The outlook discusses four areas of recent and projected future change in the U.S. electricity sector: renewable energy cost declines and associated growth, abundance of low-cost natural gas and associated generation, rapid growth in distributed rooftop photovoltaics (PV), and power sector decarbonization. New to this year's report is the Standard Scenarios Scenario Viewer, which provides downloadable state-level capacity, generation, and other results for the scenarios included in the report.
Shale Gas Revolution
According to the report, the shale gas revolution has led to an abundance of low-cost natural gas and, with it, a dramatic increase in gas-fired generation. Similarly, renewable generation technologies have experienced large reductions in cost and improvements in performance which, coupled with renewable energy policies, have aided in increasing investment and generation from renewable energy capacity. These increases in generation from natural gas and renewables have precipitated a decline in coal generation to levels not seen since the 1980s. The resulting energy mix has driven down power sector carbon dioxide emissions such that 2015 emissions were 21% below 2005 levels.
Growth in Renewable Generation
Renewable energy technology costs, especially those for wind and solar photovoltaics (PV), have come down significantly over the past several years, and further reductions in costs and improvements in performance are expected.

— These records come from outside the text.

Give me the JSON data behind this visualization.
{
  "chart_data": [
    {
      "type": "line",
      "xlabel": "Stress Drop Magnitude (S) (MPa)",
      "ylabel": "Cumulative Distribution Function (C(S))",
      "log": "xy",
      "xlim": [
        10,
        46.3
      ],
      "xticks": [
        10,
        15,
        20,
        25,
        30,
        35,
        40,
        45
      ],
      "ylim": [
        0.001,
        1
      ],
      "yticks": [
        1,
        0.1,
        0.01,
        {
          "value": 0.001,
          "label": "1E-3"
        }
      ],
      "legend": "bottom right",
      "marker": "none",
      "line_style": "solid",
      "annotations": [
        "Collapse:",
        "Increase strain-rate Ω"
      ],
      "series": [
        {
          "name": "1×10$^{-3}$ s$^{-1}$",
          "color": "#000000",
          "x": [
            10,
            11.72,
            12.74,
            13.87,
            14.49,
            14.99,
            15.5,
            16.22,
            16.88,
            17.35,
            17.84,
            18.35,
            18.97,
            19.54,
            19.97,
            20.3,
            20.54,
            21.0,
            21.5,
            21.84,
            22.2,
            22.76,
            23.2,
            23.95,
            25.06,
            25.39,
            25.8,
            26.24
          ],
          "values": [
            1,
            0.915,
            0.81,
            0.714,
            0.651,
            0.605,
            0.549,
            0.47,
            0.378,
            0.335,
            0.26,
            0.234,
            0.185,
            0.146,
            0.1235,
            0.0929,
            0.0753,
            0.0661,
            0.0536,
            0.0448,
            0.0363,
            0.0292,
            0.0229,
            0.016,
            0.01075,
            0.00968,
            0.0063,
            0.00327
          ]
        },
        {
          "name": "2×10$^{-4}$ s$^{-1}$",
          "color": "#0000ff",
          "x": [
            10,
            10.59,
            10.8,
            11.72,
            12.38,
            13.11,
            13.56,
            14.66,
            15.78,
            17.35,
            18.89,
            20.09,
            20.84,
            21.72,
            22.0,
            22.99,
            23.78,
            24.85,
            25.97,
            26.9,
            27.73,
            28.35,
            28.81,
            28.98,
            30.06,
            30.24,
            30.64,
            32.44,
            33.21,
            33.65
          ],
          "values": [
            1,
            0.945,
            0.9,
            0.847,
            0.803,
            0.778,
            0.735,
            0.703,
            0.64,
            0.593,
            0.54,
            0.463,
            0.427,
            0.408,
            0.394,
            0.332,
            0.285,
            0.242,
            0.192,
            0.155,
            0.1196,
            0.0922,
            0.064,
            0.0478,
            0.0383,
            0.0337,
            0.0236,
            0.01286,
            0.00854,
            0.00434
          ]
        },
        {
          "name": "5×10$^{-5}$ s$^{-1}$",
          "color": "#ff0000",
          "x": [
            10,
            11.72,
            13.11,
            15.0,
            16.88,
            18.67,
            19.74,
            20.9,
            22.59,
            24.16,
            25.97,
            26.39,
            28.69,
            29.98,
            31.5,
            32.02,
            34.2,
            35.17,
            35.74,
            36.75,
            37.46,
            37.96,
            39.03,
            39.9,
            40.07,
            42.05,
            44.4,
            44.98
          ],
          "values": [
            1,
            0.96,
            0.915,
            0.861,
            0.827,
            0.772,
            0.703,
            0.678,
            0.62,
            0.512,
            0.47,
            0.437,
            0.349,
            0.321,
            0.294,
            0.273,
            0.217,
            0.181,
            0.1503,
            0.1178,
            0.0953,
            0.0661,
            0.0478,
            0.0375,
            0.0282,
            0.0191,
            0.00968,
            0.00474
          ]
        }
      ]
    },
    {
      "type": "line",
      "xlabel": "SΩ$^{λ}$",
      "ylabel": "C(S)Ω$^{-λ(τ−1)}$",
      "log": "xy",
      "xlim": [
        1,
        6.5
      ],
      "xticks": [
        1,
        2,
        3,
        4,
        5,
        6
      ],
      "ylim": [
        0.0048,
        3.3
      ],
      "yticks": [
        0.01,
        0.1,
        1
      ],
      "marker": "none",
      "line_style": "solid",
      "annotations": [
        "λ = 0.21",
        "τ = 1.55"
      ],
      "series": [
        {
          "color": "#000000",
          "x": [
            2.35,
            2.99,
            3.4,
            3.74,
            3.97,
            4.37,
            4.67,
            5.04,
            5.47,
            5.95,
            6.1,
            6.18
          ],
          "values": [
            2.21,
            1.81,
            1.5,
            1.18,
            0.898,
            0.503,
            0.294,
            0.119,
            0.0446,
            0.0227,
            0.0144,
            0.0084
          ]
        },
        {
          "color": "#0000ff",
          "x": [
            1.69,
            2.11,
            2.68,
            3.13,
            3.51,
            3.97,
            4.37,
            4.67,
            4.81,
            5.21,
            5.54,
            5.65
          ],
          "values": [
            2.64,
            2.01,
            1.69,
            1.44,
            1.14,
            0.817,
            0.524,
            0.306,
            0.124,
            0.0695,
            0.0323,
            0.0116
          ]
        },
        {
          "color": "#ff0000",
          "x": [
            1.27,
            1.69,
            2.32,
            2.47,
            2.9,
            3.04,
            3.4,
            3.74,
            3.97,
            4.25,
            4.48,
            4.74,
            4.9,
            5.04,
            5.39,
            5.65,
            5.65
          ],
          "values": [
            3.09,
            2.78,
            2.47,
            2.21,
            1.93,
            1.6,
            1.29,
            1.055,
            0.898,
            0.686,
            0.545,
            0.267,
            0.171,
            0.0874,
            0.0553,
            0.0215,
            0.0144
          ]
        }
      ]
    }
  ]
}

These declining costs coupled with policy support have led to increased deployment, with renewable sources (including hydropower) accounting for 14% of net U.S. generation in 2015. Given anticipated reductions in renewable energy technology costs and the extension of renewable generation tax credits, strong near-term growth in renewable generation is projected to continue . However, growth in renewable generation is projected to slow following the expiration of the production tax credit and the decrease in value of the investment tax credit in the early 2020s. In the longer term, renewable generation is projected to increase in market share, even under low-cost natural gas conditions. In 2050, renewable energy penetrations reach 33 %–59% of total generation, with the Mid-case Scenario reaching 44%.